A partir de 1909, le “chœur des couleurs”, terme employé par Kandinsky deviendra de plus en plus dévorant, il se chargera d’un pouvoir émotif et d’une signification cosmique intense. Cette évolution a été attribuée à l’influence d’un ouvrage de Goethe “Farbenlehre”, dont les théories mystiques sur le pouvoir des couleurs se rapprochent fort de celles qu’exprimera Kandinsky en 1910 dans son livre: “Du Spirituel à L’Art”.
Il étudie, également, les émotions provoquées par les différentes couleurs.

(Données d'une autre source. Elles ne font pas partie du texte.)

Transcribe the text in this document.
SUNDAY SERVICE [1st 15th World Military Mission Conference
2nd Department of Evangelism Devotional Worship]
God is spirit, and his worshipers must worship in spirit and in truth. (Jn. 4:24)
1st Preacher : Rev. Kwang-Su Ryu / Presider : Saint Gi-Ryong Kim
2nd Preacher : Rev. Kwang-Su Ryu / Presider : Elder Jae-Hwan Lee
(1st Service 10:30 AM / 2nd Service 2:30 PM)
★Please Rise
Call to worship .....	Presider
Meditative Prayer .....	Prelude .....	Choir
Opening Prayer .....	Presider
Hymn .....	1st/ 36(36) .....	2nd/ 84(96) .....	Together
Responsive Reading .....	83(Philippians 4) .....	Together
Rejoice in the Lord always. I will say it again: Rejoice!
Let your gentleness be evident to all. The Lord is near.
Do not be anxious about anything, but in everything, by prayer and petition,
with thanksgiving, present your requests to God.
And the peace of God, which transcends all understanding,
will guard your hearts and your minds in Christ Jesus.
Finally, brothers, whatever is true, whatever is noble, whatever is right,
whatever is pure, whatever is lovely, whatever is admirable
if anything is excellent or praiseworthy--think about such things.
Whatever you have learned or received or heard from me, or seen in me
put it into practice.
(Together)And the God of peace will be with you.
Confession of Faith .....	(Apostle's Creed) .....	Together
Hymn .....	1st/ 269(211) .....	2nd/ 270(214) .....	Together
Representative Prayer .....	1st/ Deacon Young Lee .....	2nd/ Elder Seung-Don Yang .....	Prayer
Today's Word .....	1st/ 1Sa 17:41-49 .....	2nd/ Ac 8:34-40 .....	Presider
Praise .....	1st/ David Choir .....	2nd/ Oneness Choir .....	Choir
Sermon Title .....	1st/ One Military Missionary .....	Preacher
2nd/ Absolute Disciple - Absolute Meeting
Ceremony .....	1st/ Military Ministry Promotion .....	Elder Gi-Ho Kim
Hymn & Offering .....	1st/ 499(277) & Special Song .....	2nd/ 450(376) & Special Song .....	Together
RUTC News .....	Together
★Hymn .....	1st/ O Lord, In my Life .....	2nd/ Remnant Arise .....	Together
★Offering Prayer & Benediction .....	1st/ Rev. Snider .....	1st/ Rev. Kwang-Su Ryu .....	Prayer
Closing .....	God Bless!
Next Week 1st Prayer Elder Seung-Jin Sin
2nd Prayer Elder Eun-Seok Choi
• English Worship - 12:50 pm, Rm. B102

Toutes ces inspirations constituent la matière première avec laquelle il va établir les éléments de base de sa dialectique syntaxique.
Lorsqu’il n’était encore qu’un étudiant en droit à Moscou, il avait été frappé par “Les Meules” de Monet. “Soudain, pour la première fois, a-t-il écrit, je vis un “tableau”. Le catalogue me disait qu’il représentait une meule de foin mais je n’arrivais pas à en distinguer les contours… Il me semblait obscurément qu’il manquait un sujet à ce tableau. Mais il me frappait et se gravait profondément dans ma mémoire, s’y fixant jusqu’aux plus infimes détails”.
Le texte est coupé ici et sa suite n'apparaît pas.